O motivo do massacre seria um conjunto de brigas familiares, com Tunai insatisfeito com sua situação pessoal, sua relação com a família e até mesmo seu nome, que ele considerava amaldiçoado. A polícia se mobilizou em uma operação intensa, que durou toda a noite, até que Tunai foi encontrado por volta das 4h da madrugada.

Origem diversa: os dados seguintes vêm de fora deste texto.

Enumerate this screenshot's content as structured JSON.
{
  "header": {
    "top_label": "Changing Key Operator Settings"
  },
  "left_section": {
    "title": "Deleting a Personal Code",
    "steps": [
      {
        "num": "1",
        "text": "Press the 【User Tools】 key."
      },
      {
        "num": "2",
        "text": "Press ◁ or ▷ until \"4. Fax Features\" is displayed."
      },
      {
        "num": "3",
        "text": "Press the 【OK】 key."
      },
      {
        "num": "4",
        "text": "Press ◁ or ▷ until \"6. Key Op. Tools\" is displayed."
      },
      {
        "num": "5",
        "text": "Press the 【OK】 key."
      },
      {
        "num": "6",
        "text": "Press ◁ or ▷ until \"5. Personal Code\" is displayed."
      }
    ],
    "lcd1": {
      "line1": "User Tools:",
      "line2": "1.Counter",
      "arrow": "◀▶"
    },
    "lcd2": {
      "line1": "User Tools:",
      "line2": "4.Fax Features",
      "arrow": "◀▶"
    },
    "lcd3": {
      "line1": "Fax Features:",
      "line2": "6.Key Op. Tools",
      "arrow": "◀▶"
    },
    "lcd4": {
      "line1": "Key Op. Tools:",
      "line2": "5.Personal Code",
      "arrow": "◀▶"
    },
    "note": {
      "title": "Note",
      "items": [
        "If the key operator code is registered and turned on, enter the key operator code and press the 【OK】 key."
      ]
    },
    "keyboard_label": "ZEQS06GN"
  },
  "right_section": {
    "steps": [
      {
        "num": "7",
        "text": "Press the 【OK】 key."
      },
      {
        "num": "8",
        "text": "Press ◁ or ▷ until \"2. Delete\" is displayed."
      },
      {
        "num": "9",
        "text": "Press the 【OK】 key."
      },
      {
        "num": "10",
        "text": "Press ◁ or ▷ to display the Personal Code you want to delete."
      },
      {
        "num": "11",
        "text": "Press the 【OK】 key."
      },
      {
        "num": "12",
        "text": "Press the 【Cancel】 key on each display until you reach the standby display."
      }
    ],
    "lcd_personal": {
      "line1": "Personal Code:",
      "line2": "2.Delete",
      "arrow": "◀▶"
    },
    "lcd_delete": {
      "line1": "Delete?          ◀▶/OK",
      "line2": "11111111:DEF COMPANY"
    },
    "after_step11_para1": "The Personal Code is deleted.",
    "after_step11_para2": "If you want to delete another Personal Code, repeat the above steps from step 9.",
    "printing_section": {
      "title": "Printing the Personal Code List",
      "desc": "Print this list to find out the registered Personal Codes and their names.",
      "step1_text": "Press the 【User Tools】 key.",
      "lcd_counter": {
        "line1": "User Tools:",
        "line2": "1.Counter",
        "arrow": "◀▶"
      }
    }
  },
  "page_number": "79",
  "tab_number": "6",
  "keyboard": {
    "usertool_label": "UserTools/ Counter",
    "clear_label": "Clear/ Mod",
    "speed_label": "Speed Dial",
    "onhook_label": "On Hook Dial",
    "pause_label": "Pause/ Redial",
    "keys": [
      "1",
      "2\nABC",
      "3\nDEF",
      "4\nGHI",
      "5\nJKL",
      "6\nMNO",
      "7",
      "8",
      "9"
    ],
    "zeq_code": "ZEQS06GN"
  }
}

Durante a captura, Tunai fez um refém, mas acabou sendo morto em confronto com a polícia. Durante seu laudo no IML foi descoberto que ele morrera com 102 perfurações em seu corpo.
A reação da população foi dividida: enquanto alguns apoiavam a ação policial, outros questionaram a brutalidade contra um criminoso já sem vida. O caso entrou em debates sobre a atuação da polícia e sobre as questões de justiça, principalmente após a descoberta de uma carta que Tunai deixou, revelando seus sentimentos de rejeição e vingança.